A Bergamo il primo trapianto di polmone da vivente in Italia
È un bambino di cinque anni il primo paziente in Italia a essere stato sottoposto, martedì 17 gennaio all’ospedale Papa Giovanni XXIII di Bergamo, a un trapianto di polmone da donatore vivente. Il donatore è il padre del piccolo che dopo avergli donato il midollo per curare la talassemia che lo affligge fin dalla nascita, ha donato anche una parte del suo polmone. È di un caso molto raro, con pochissimi precedenti in Europa.
La talassemia (o anemia mediterranea), malattia rara del sangue, ha reso necessario un trapianto di midollo, effettuato in un altro ospedale italiano. La donazione dal padre ha però generato la cosiddetta “malattia da trapianto contro l’ospite”, una grave complicanza che si osserva nei pazienti sottoposti a trapianto da donatore. Si tratta di una complessa reazione immunitaria, nella quale le cellule trapiantate provenienti dal donatore “attaccano” gli organi e i tessuti del ricevente. Questa forma di rigetto aveva causato al bambino un danno molto grave e irreversibile alla funzionalità polmonare, che ha reso necessario l'intervento realizzato a Bergamo.
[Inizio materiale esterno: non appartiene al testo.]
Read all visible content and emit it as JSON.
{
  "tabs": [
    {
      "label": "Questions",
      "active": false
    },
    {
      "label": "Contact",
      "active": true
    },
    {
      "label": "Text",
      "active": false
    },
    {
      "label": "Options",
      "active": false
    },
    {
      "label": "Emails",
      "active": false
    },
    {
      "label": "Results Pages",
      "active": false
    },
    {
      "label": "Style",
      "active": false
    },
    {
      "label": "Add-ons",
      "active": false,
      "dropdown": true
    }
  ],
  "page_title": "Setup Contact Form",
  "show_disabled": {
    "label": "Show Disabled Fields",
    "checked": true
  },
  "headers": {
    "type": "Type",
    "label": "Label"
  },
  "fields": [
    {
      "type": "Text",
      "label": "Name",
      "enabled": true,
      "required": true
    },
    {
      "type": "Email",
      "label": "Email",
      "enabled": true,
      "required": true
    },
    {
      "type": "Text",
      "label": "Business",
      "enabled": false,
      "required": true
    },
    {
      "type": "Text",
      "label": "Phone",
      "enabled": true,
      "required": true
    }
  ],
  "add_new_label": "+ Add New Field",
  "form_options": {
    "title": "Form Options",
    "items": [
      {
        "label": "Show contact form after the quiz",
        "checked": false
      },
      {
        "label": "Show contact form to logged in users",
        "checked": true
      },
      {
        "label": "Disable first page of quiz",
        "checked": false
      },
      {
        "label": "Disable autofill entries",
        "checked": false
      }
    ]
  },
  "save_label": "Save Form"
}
Padre e figlio restano ricoverati nell’ospedale e la loro prognosi è ancora riservata. I medici sono però fiduciosi sul decorso post operatorio, anche perché in questo caso il rischio di rigetto, particolarmente alto per il trapianto di polmone da cadavere, è molto basso quando il sistema immunitario “riconosce” il nuovo organo come proprio.
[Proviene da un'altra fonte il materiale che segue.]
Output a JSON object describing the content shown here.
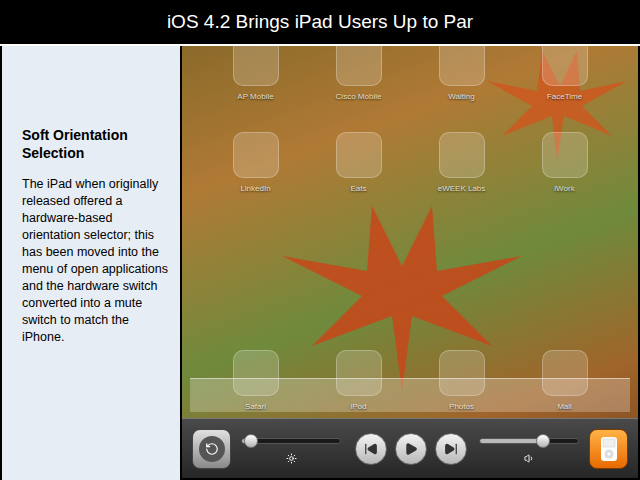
{
  "title": "iOS 4.2 Brings iPad Users Up to Par",
  "sidebar": {
    "heading": "Soft Orientation Selection",
    "body": "The iPad when originally released offered a hardware-based orientation selector; this has been moved into the menu of open applications and the hardware switch converted into a mute switch to match the iPhone."
  },
  "home_screen": {
    "rows": [
      [
        {
          "label": "AP Mobile"
        },
        {
          "label": "Cisco Mobile"
        },
        {
          "label": "Waiting"
        },
        {
          "label": "FaceTime"
        }
      ],
      [
        {
          "label": "LinkedIn"
        },
        {
          "label": "Eats"
        },
        {
          "label": "eWEEK Labs"
        },
        {
          "label": "iWork"
        }
      ]
    ],
    "dock": [
      {
        "label": "Safari"
      },
      {
        "label": "iPod"
      },
      {
        "label": "Photos"
      },
      {
        "label": "Mail"
      }
    ]
  },
  "tray": {
    "orientation_lock": {
      "locked": false
    },
    "brightness": {
      "level": 0.04
    },
    "playback": {
      "playing": false
    },
    "volume": {
      "level": 0.66
    }
  }
}
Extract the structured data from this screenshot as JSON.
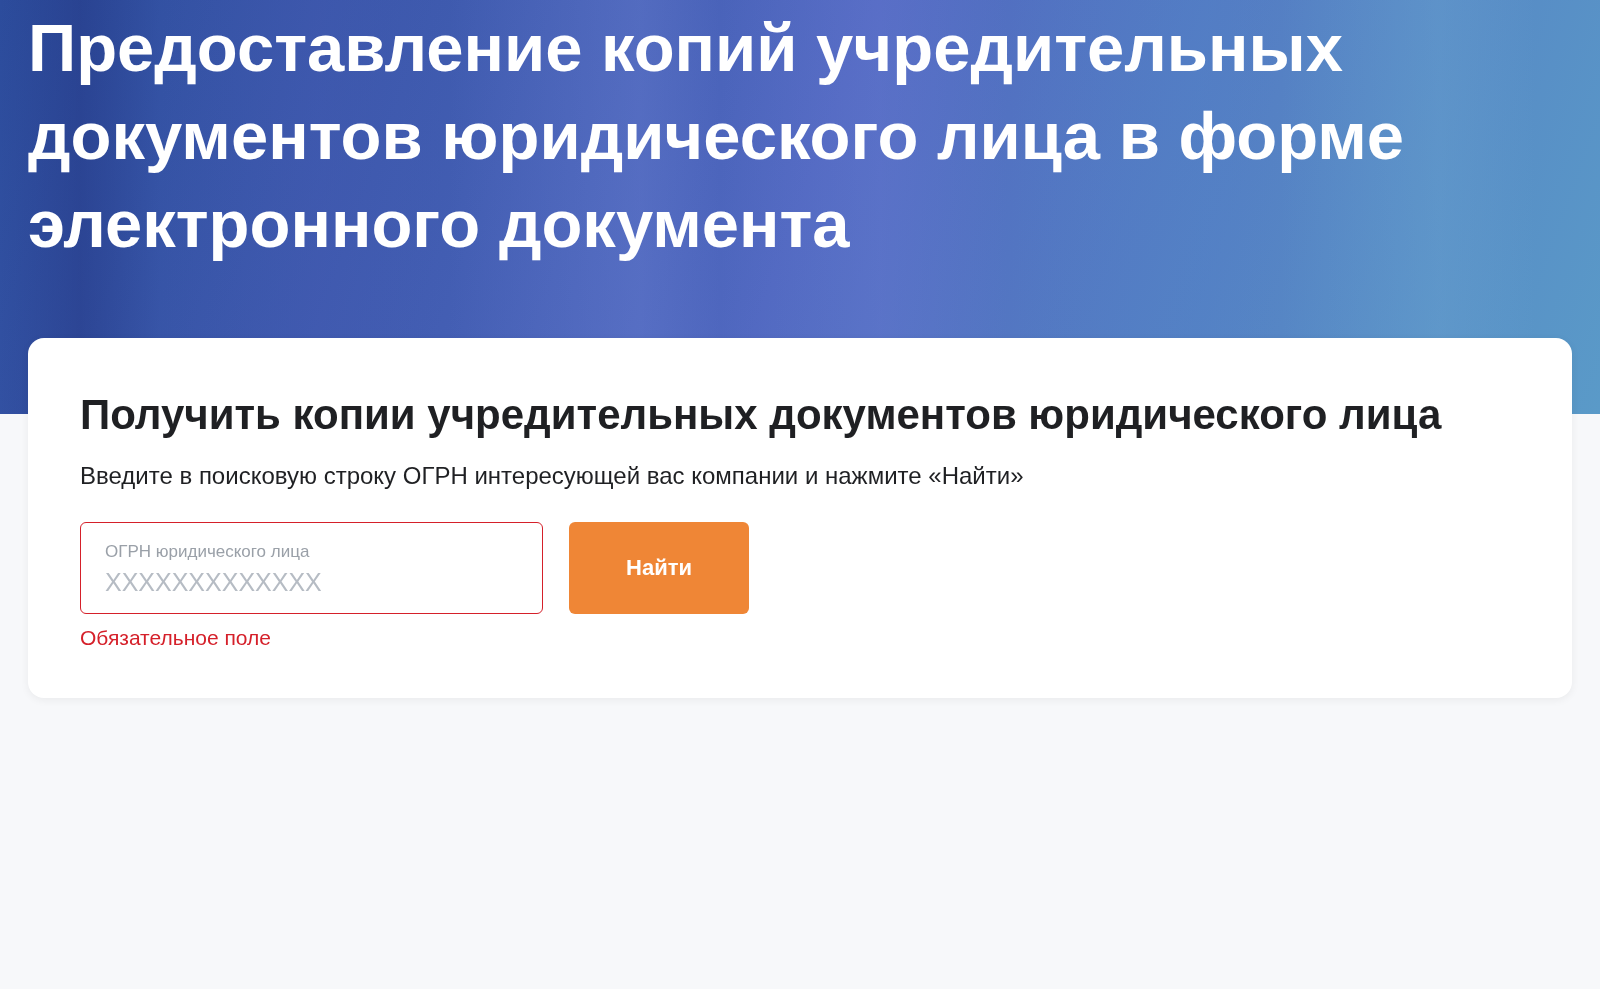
{
  "hero": {
    "title": "Предоставление копий учредительных документов юридического лица в форме электронного документа"
  },
  "card": {
    "heading": "Получить копии учредительных документов юридического лица",
    "hint": "Введите в поисковую строку ОГРН интересующей вас компании и нажмите «Найти»",
    "field": {
      "label": "ОГРН юридического лица",
      "placeholder": "XXXXXXXXXXXXX",
      "invalid": true,
      "error": "Обязательное поле"
    },
    "button": "Найти"
  }
}
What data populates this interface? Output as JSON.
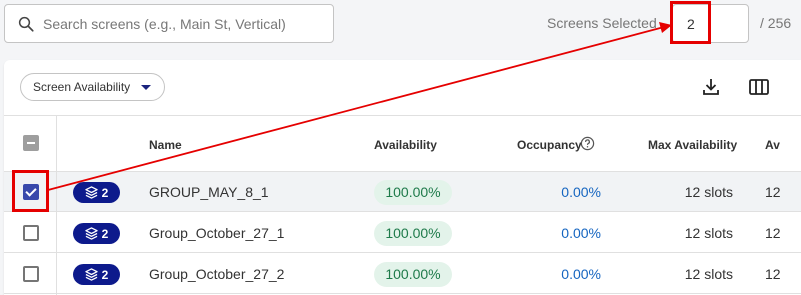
{
  "search": {
    "placeholder": "Search screens (e.g., Main St, Vertical)",
    "value": ""
  },
  "selection": {
    "label": "Screens Selected",
    "count": "2",
    "total": "/ 256"
  },
  "toolbar": {
    "filter_label": "Screen Availability"
  },
  "table": {
    "headers": {
      "name": "Name",
      "availability": "Availability",
      "occupancy": "Occupancy",
      "max_availability": "Max Availability",
      "next": "Av"
    },
    "rows": [
      {
        "badge": "2",
        "name": "GROUP_MAY_8_1",
        "availability": "100.00%",
        "occupancy": "0.00%",
        "max_availability": "12 slots",
        "next": "12",
        "selected": true
      },
      {
        "badge": "2",
        "name": "Group_October_27_1",
        "availability": "100.00%",
        "occupancy": "0.00%",
        "max_availability": "12 slots",
        "next": "12",
        "selected": false
      },
      {
        "badge": "2",
        "name": "Group_October_27_2",
        "availability": "100.00%",
        "occupancy": "0.00%",
        "max_availability": "12 slots",
        "next": "12",
        "selected": false
      }
    ]
  },
  "colors": {
    "accent": "#1a237e",
    "badge": "#0d1a8c",
    "checkbox": "#3949ab",
    "link": "#1565c0",
    "pill_bg": "#e3f3ea",
    "pill_text": "#1e7a4a",
    "annotation": "#e50000"
  },
  "icons": {
    "search": "search-icon",
    "download": "download-icon",
    "columns": "columns-icon",
    "group": "layers-icon",
    "help": "help-circle-icon"
  }
}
La donazione di polmone da vivente è un’opzione possibile, ma finora eseguita solo in rari casi e in pochissimi Paesi del mondo, soprattutto in Giappone e nel Nord America a causa della sua applicazione estremamente complessa. Un trapianto da vivente risulta in Germania nel 2012. La banca dati EuroTransplant, che mette in rete alcuni Paesi dell’Europa centrale, registra due casi negli ultimi dieci anni.
«L’estrema rarità di questi casi e i limiti tecnici del trapianto da vivente, nel caso del polmone non lo rendono un’opzione terapeutica di facile applicazione. Per questo, diversamente da quanto succede per altri organi, non viene abitualmente considerata un’opzione alla portata di tutti, in grado di contribuire efficacemente all’abbattimento delle liste d’attesa» spiega Michele Colledan, direttore del Dipartimento di Insufficienza d’organo e trapianti e dell’Unità di Chirurgia generale 3 – Trapianti addominali dell’Azienda socio-sanitaria territoriale Papa Giovanni XXIII.
Il doppio intervento di prelievo e di trapianto ha richiesto l’impiego di due sale chirurgiche che hanno lavorato in parallelo. Tutta la procedura in sala operatoria è durata undici ore. Mentre il donatore veniva sottoposto al prelievo del lobo polmonare, nella sala adiacente iniziava la fase di preparazione del ricevente. L’intervento è stato guidato e coordinato da Michele Colledan, che ha anche effettuato il trapianto sul bambino. Il prelievo del lobo polmonare destro dal padre donatore è stato eseguito da Alessandro Lucianetti, direttore della Chirurgia generale 1 - Addominale toracica. Gli anestesisti della Terapia intensiva cardiochirurgica, i cardiochirurghi pediatrici e i perfusionisti hanno predisposto il supporto delle funzioni cardiocircolatorie con l’Ecmo. Le due équipe sono state assistite dalla Anestesia e Rianimazione e dallo staff tecnico e infermieristico. Lo studio e la gestione dei pazienti prima e dopo l’intervento sono stati seguiti dalle équipe della Pediatria, della Pneumologia, della Terapia intensiva pediatrica e dalla Terapia intensiva adulti. Il Centro nazionale trapianti ha concesso un’autorizzazione speciale all’ospedale bergamasco per eseguire questo intervento.
«Casi clinici così complessi e delicati – sottolinea Maria Beatrice Stasi, direttrice generale dell’Asst Papa Giovanni XXIII - sono possibili grazie a uno sforzo organizzativo straordinario. Diverse decine di professionisti, ciascuno nel suo ruolo, hanno contribuito in tutte le fasi, nei reparti, nelle sale chirurgiche, nei laboratori, nelle sedi e negli uffici del personale tecnico ed amministrativo. È grazie a questo lavoro di squadra che il nostro Ospedale, una grande azienda pubblica, raggiunge e mantiene standard clinici d’avanguardia, non solo a livello nazionale».